In a 12-inch skillet over medium, toast the coconut, stirring frequently, until golden, about 2 minutes. Transfer to a large bowl and set aside. In the same skillet over medium, heat 2 tablespoons of the oil until shimmering.

Add the onion and garlic and cook, stirring, until lightly golden, 7 to 9 minutes. Transfer to a small plate, spreading it in an even layer. Refrigerate until slightly cooled, about 5 minutes. Set the skillet aside.

Step 2

In a food processor, pulse the cashews until finely ground, about 10 pulses. Set aside ¼ cup. To the remaining cashews, add 1½ cups of the cilantro and process until finely chopped, about 30 seconds.

Transfer to the bowl with the toasted coconut, then add ⅓ cup of the cooked onion mixture, the beef, ¼ cup coconut milk, the eggs, 1 teaspoon of the garam masala, 2 teaspoons of salt and ½ teaspoon of pepper.

Mix well, then shape into sixteen 2-inch meatballs. Cover with plastic wrap and refrigerate for 10 minutes.

Step 3

In the same skillet over medium, heat the remaining 1 tablespoon oil until shimmering. Add the meatballs in a single layer and cook until browned on the bottoms, 2 to 3 minutes.
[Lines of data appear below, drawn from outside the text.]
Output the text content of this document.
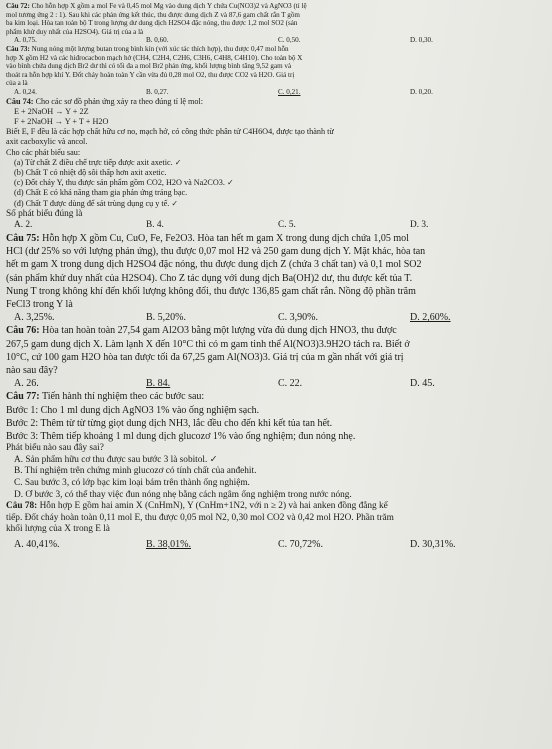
Câu 72: Cho hỗn hợp X gồm a mol Fe và 0,45 mol Mg vào dung dịch Y chứa Cu(NO3)2 và AgNO3 (tỉ lệ

mol tương ứng 2 : 1). Sau khi các phản ứng kết thúc, thu được dung dịch Z và 87,6 gam chất rắn T gồm

ba kim loại. Hòa tan toàn bộ T trong lượng dư dung dịch H2SO4 đặc nóng, thu được 1,2 mol SO2 (sản

phẩm khử duy nhất của H2SO4). Giá trị của a là

A. 0,75.	B. 0,60.	C. 0,50.	D. 0,30.

Câu 73: Nung nóng một lượng butan trong bình kín (với xúc tác thích hợp), thu được 0,47 mol hỗn

hợp X gồm H2 và các hiđrocacbon mạch hở (CH4, C2H4, C2H6, C3H6, C4H8, C4H10). Cho toàn bộ X

vào bình chứa dung dịch Br2 dư thì có tối đa a mol Br2 phản ứng, khối lượng bình tăng 9,52 gam và

thoát ra hỗn hợp khí Y. Đốt cháy hoàn toàn Y cần vừa đủ 0,28 mol O2, thu được CO2 và H2O. Giá trị

của a là

A. 0,24.	B. 0,27.	C. 0,21.	D. 0,20.

Câu 74: Cho các sơ đồ phản ứng xảy ra theo đúng tỉ lệ mol:

E + 2NaOH → Y + 2Z

F + 2NaOH → Y + T + H2O

Biết E, F đều là các hợp chất hữu cơ no, mạch hở, có công thức phân tử C4H6O4, được tạo thành từ

axit cacboxylic và ancol.

Cho các phát biểu sau:

(a) Từ chất Z điều chế trực tiếp được axit axetic. ✓

(b) Chất T có nhiệt độ sôi thấp hơn axit axetic.

(c) Đốt cháy Y, thu được sản phẩm gồm CO2, H2O và Na2CO3. ✓

(d) Chất E có khả năng tham gia phản ứng tráng bạc.

(đ) Chất T được dùng để sát trùng dụng cụ y tế. ✓

Số phát biểu đúng là

A. 2.	B. 4.	C. 5.	D. 3.

Câu 75: Hỗn hợp X gồm Cu, CuO, Fe, Fe2O3. Hòa tan hết m gam X trong dung dịch chứa 1,05 mol

HCl (dư 25% so với lượng phản ứng), thu được 0,07 mol H2 và 250 gam dung dịch Y. Mặt khác, hòa tan

hết m gam X trong dung dịch H2SO4 đặc nóng, thu được dung dịch Z (chứa 3 chất tan) và 0,1 mol SO2

(sản phẩm khử duy nhất của H2SO4). Cho Z tác dụng với dung dịch Ba(OH)2 dư, thu được kết tủa T.

Nung T trong không khí đến khối lượng không đổi, thu được 136,85 gam chất rắn. Nồng độ phần trăm

FeCl3 trong Y là

A. 3,25%.	B. 5,20%.	C. 3,90%.	D. 2,60%.

Câu 76: Hòa tan hoàn toàn 27,54 gam Al2O3 bằng một lượng vừa đủ dung dịch HNO3, thu được

267,5 gam dung dịch X. Làm lạnh X đến 10°C thì có m gam tinh thể Al(NO3)3.9H2O tách ra. Biết ở

10°C, cứ 100 gam H2O hòa tan được tối đa 67,25 gam Al(NO3)3. Giá trị của m gần nhất với giá trị

nào sau đây?

A. 26.	B. 84.	C. 22.	D. 45.

Câu 77: Tiến hành thí nghiệm theo các bước sau:

Bước 1: Cho 1 ml dung dịch AgNO3 1% vào ống nghiệm sạch.

Bước 2: Thêm từ từ từng giọt dung dịch NH3, lắc đều cho đến khi kết tủa tan hết.

Bước 3: Thêm tiếp khoảng 1 ml dung dịch glucozơ 1% vào ống nghiệm; đun nóng nhẹ.

Phát biểu nào sau đây sai?

A. Sản phẩm hữu cơ thu được sau bước 3 là sobitol. ✓

B. Thí nghiệm trên chứng minh glucozơ có tính chất của anđehit.

C. Sau bước 3, có lớp bạc kim loại bám trên thành ống nghiệm.

D. Ở bước 3, có thể thay việc đun nóng nhẹ bằng cách ngâm ống nghiệm trong nước nóng.

Câu 78: Hỗn hợp E gồm hai amin X (CnHmN), Y (CnHm+1N2, với n ≥ 2) và hai anken đồng đẳng kế

tiếp. Đốt cháy hoàn toàn 0,11 mol E, thu được 0,05 mol N2, 0,30 mol CO2 và 0,42 mol H2O. Phần trăm

khối lượng của X trong E là

A. 40,41%.	B. 38,01%.	C. 70,72%.	D. 30,31%.
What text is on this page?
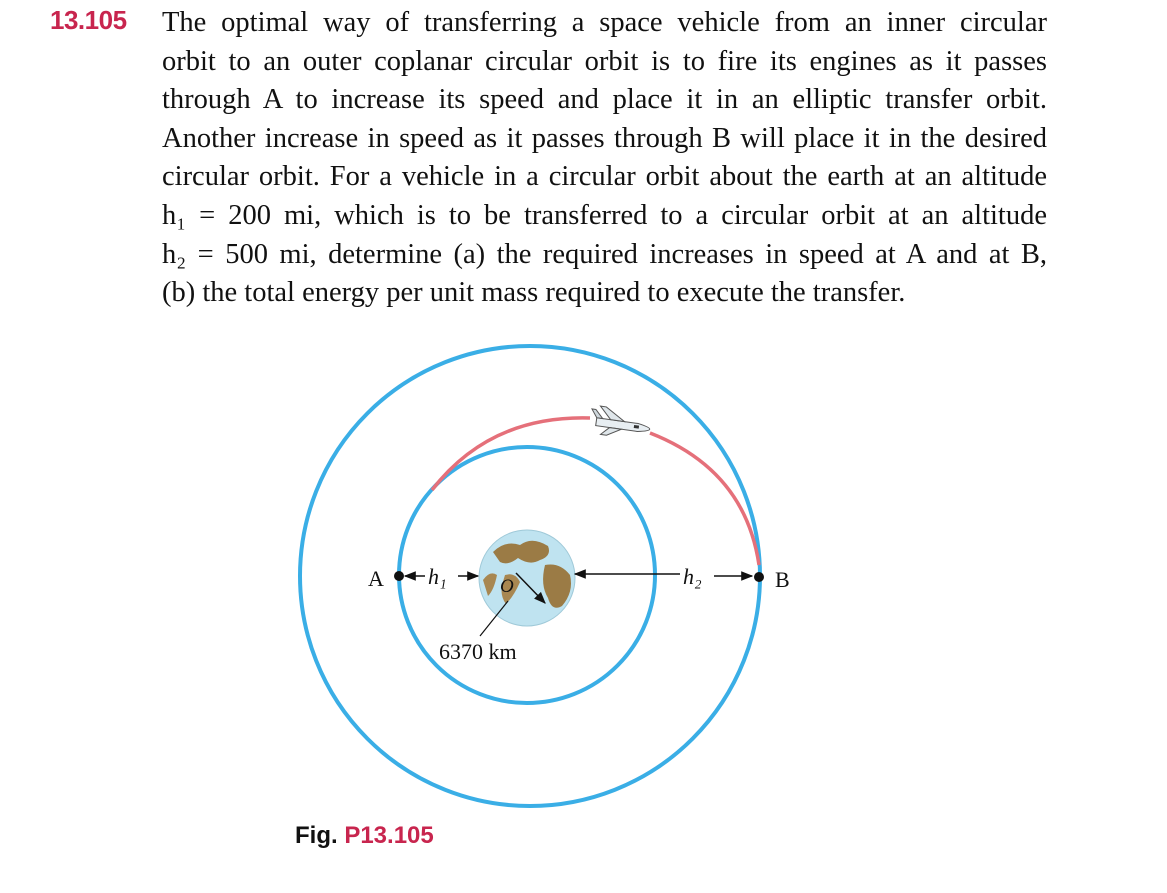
13.105 The optimal way of transferring a space vehicle from an inner circular
orbit to an outer coplanar circular orbit is to fire its engines as it passes
through A to increase its speed and place it in an elliptic transfer orbit.
Another increase in speed as it passes through B will place it in the desired
circular orbit. For a vehicle in a circular orbit about the earth at an altitude
h₁ = 200 mi, which is to be transferred to a circular orbit at an altitude
h₂ = 500 mi, determine (a) the required increases in speed at A and at B,
(b) the total energy per unit mass required to execute the transfer.
A	B
h₁	h₂
O
6370 km
Fig. P13.105
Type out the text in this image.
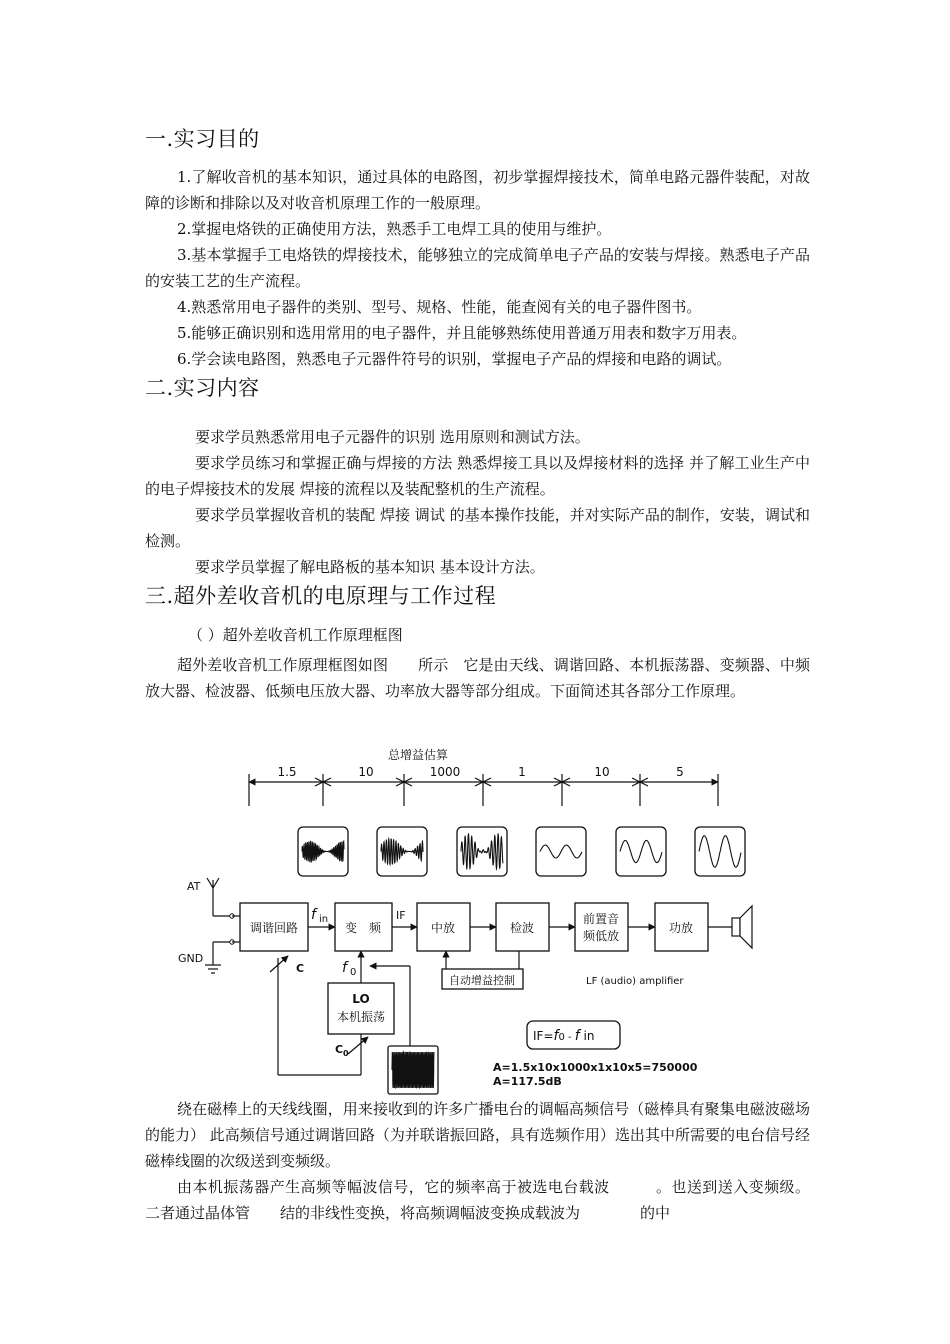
一.实习目的
1.了解收音机的基本知识，通过具体的电路图，初步掌握焊接技术，简单电路元器件装配，对故障的诊断和排除以及对收音机原理工作的一般原理。
2.掌握电烙铁的正确使用方法，熟悉手工电焊工具的使用与维护。
3.基本掌握手工电烙铁的焊接技术，能够独立的完成简单电子产品的安装与焊接。熟悉电子产品的安装工艺的生产流程。
4.熟悉常用电子器件的类别、型号、规格、性能，能查阅有关的电子器件图书。
5.能够正确识别和选用常用的电子器件，并且能够熟练使用普通万用表和数字万用表。
6.学会读电路图，熟悉电子元器件符号的识别，掌握电子产品的焊接和电路的调试。
二.实习内容
要求学员熟悉常用电子元器件的识别 选用原则和测试方法。
要求学员练习和掌握正确与焊接的方法 熟悉焊接工具以及焊接材料的选择 并了解工业生产中的电子焊接技术的发展 焊接的流程以及装配整机的生产流程。
要求学员掌握收音机的装配 焊接 调试 的基本操作技能，并对实际产品的制作，安装，调试和检测。
要求学员掌握了解电路板的基本知识 基本设计方法。
三.超外差收音机的电原理与工作过程
（ ）超外差收音机工作原理框图
超外差收音机工作原理框图如图　　所示　它是由天线、调谐回路、本机振荡器、变频器、中频放大器、检波器、低频电压放大器、功率放大器等部分组成。下面简述其各部分工作原理。
总增益估算
1.5	10	1000	1	10	5
AT
GND
调谐回路	变　频	中放	检波
前置音
频低放
功放
LO
本机振荡
自动增益控制	LF (audio) amplifier
f in	IF
f 0
C
C 0
IF=f0 - f in
A=1.5x10x1000x1x10x5=750000
A=117.5dB
绕在磁棒上的天线线圈，用来接收到的许多广播电台的调幅高频信号（磁棒具有聚集电磁波磁场的能力） 此高频信号通过调谐回路（为并联谐振回路，具有选频作用）选出其中所需要的电台信号经磁棒线圈的次级送到变频级。
由本机振荡器产生高频等幅波信号，它的频率高于被选电台载波　　　。也送到送入变频级。 二者通过晶体管　　结的非线性变换，将高频调幅波变换成载波为　　　　的中
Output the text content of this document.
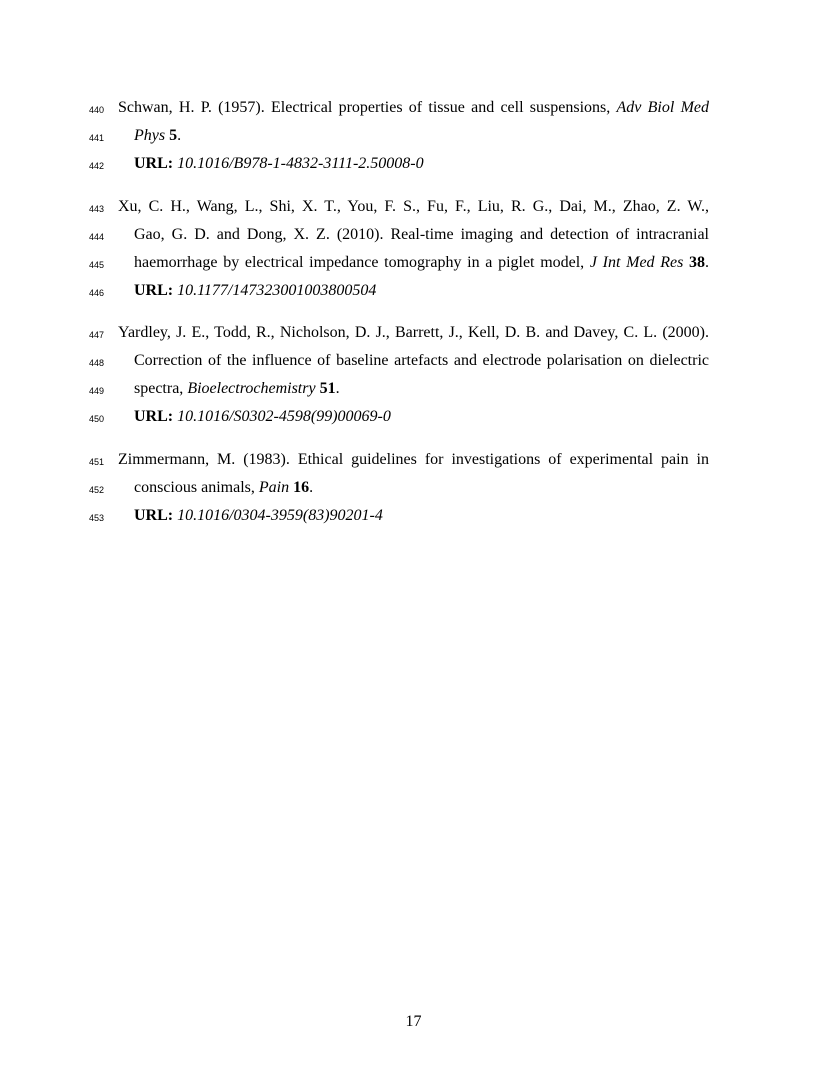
440 Schwan, H. P. (1957). Electrical properties of tissue and cell suspensions, Adv Biol Med
441 Phys 5.
442 URL: 10.1016/B978-1-4832-3111-2.50008-0
443 Xu, C. H., Wang, L., Shi, X. T., You, F. S., Fu, F., Liu, R. G., Dai, M., Zhao, Z. W.,
444 Gao, G. D. and Dong, X. Z. (2010). Real-time imaging and detection of intracranial
445 haemorrhage by electrical impedance tomography in a piglet model, J Int Med Res 38.
446 URL: 10.1177/147323001003800504
447 Yardley, J. E., Todd, R., Nicholson, D. J., Barrett, J., Kell, D. B. and Davey, C. L. (2000).
448 Correction of the influence of baseline artefacts and electrode polarisation on dielectric
449 spectra, Bioelectrochemistry 51.
450 URL: 10.1016/S0302-4598(99)00069-0
451 Zimmermann, M. (1983). Ethical guidelines for investigations of experimental pain in
452 conscious animals, Pain 16.
453 URL: 10.1016/0304-3959(83)90201-4
17
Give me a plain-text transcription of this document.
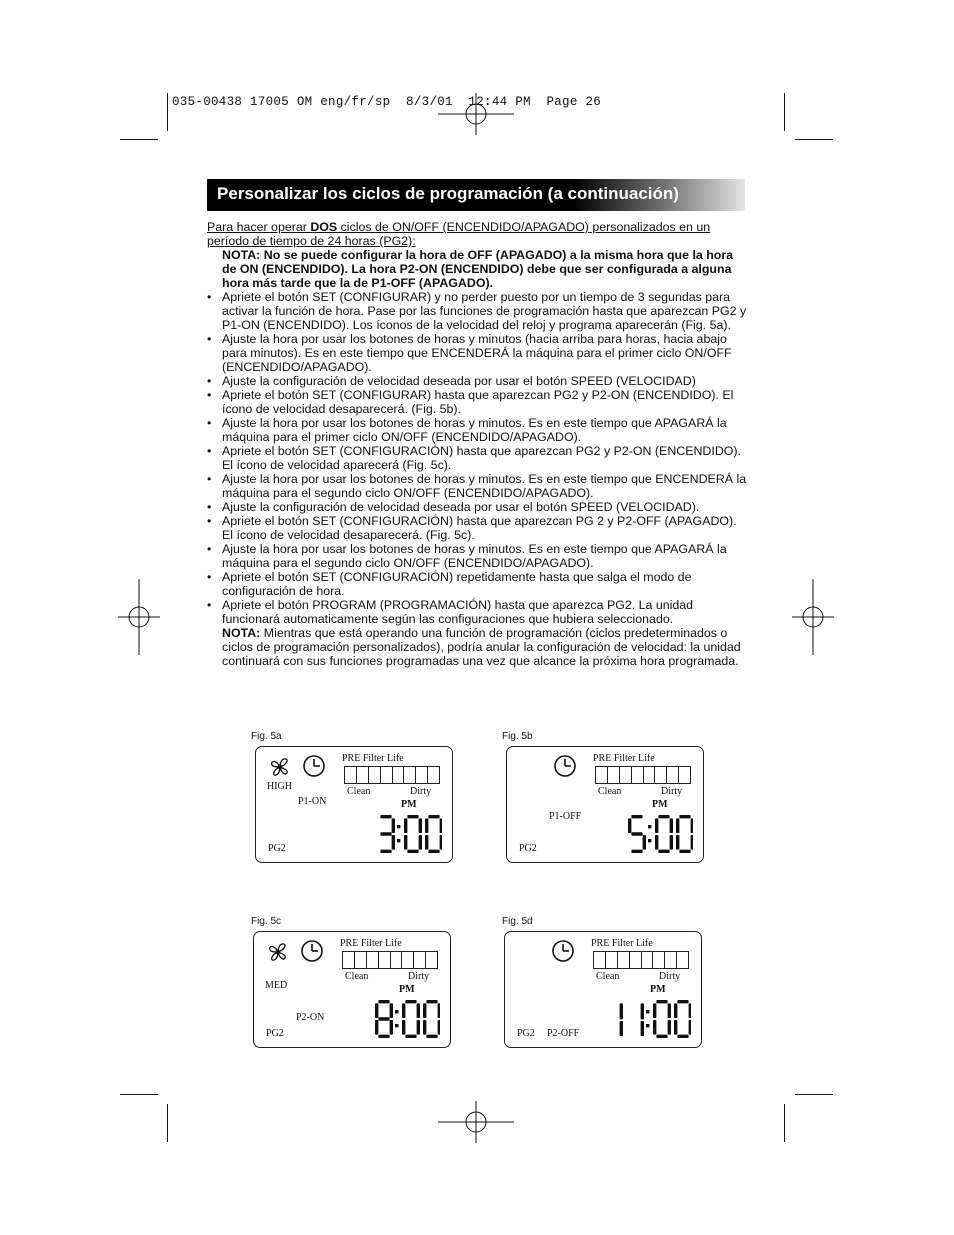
035-00438 17005 OM eng/fr/sp  8/3/01  12:44 PM  Page 26
Personalizar los ciclos de programación (a continuación)

Para hacer operar DOS ciclos de ON/OFF (ENCENDIDO/APAGADO) personalizados en un período de tiempo de 24 horas (PG2):

NOTA: No se puede configurar la hora de OFF (APAGADO) a la misma hora que la hora de ON (ENCENDIDO). La hora P2-ON (ENCENDIDO) debe que ser configurada a alguna hora más tarde que la de P1-OFF (APAGADO).

• Apriete el botón SET (CONFIGURAR) y no perder puesto por un tiempo de 3 segundas para activar la función de hora. Pase por las funciones de programación hasta que aparezcan PG2 y P1-ON (ENCENDIDO). Los íconos de la velocidad del reloj y programa aparecerán (Fig. 5a).
• Ajuste la hora por usar los botones de horas y minutos (hacia arriba para horas, hacia abajo para minutos). Es en este tiempo que ENCENDERÁ la máquina para el primer ciclo ON/OFF (ENCENDIDO/APAGADO).
• Ajuste la configuración de velocidad deseada por usar el botón SPEED (VELOCIDAD)
• Apriete el botón SET (CONFIGURAR) hasta que aparezcan PG2 y P2-ON (ENCENDIDO). El ícono de velocidad desaparecerá. (Fig. 5b).
• Ajuste la hora por usar los botones de horas y minutos. Es en este tiempo que APAGARÁ la máquina para el primer ciclo ON/OFF (ENCENDIDO/APAGADO).
• Apriete el botón SET (CONFIGURACIÓN) hasta que aparezcan PG2 y P2-ON (ENCENDIDO). El ícono de velocidad aparecerá (Fig. 5c).
• Ajuste la hora por usar los botones de horas y minutos. Es en este tiempo que ENCENDERÁ la máquina para el segundo ciclo ON/OFF (ENCENDIDO/APAGADO).
• Ajuste la configuración de velocidad deseada por usar el botón SPEED (VELOCIDAD).
• Apriete el botón SET (CONFIGURACIÓN) hasta que aparezcan PG 2 y P2-OFF (APAGADO). El ícono de velocidad desaparecerá. (Fig. 5c).
• Ajuste la hora por usar los botones de horas y minutos. Es en este tiempo que APAGARÁ la máquina para el segundo ciclo ON/OFF (ENCENDIDO/APAGADO).
• Apriete el botón SET (CONFIGURACIÓN) repetidamente hasta que salga el modo de configuración de hora.
• Apriete el botón PROGRAM (PROGRAMACIÓN) hasta que aparezca PG2. La unidad funcionará automaticamente según las configuraciones que hubiera seleccionado.

NOTA: Mientras que está operando una función de programación (ciclos predeterminados o ciclos de programación personalizados), podría anular la configuración de velocidad: la unidad continuará con sus funciones programadas una vez que alcance la próxima hora programada.

Fig. 5a
PRE Filter Life
Clean	Dirty
PM
HIGH
P1-ON
PG2
Fig. 5b
PRE Filter Life
Clean	Dirty
PM
P1-OFF
PG2
Fig. 5c
PRE Filter Life
Clean	Dirty
PM
MED
P2-ON
PG2
Fig. 5d
PRE Filter Life
Clean	Dirty
PM
P2-OFF
PG2
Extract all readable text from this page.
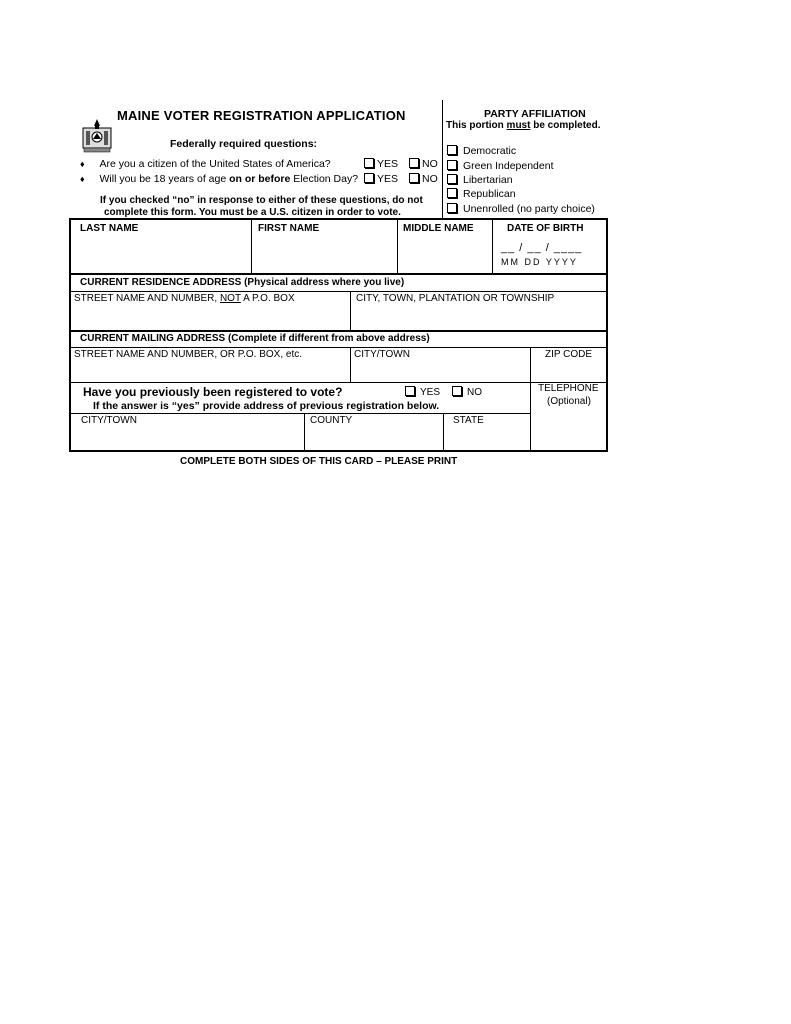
MAINE VOTER REGISTRATION APPLICATION
Federally required questions:
♦ Are you a citizen of the United States of America?	YES	NO
♦ Will you be 18 years of age on or before Election Day?	YES	NO
If you checked “no” in response to either of these questions, do not
complete this form. You must be a U.S. citizen in order to vote.
PARTY AFFILIATION
This portion must be completed.
Democratic
Green Independent
Libertarian
Republican
Unenrolled (no party choice)
LAST NAME	FIRST NAME	MIDDLE NAME	DATE OF BIRTH
__ / __ / ____
MM DD YYYY
CURRENT RESIDENCE ADDRESS (Physical address where you live)
STREET NAME AND NUMBER, NOT A P.O. BOX	CITY, TOWN, PLANTATION OR TOWNSHIP
CURRENT MAILING ADDRESS (Complete if different from above address)
STREET NAME AND NUMBER, OR P.O. BOX, etc.	CITY/TOWN	ZIP CODE
Have you previously been registered to vote?	YES	NO
If the answer is “yes” provide address of previous registration below.
TELEPHONE
(Optional)
CITY/TOWN	COUNTY	STATE
COMPLETE BOTH SIDES OF THIS CARD – PLEASE PRINT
Add the remaining onion mixture, the remaining ½ cup coconut milk, the remaining 1 teaspoon garam masala, 1 teaspoon of salt, ¼ teaspoon pepper and the tomatoes. Stir gently, loosening the meatballs from the pan. Bring to a boil over medium-high.

Cover, reduce to medium-low and cook at a gentle simmer until cooked through, 12 to 15 minutes.

Step 4

Transfer to a serving platter and sprinkle with the remaining ½ cup cilantro and the reserved cashews.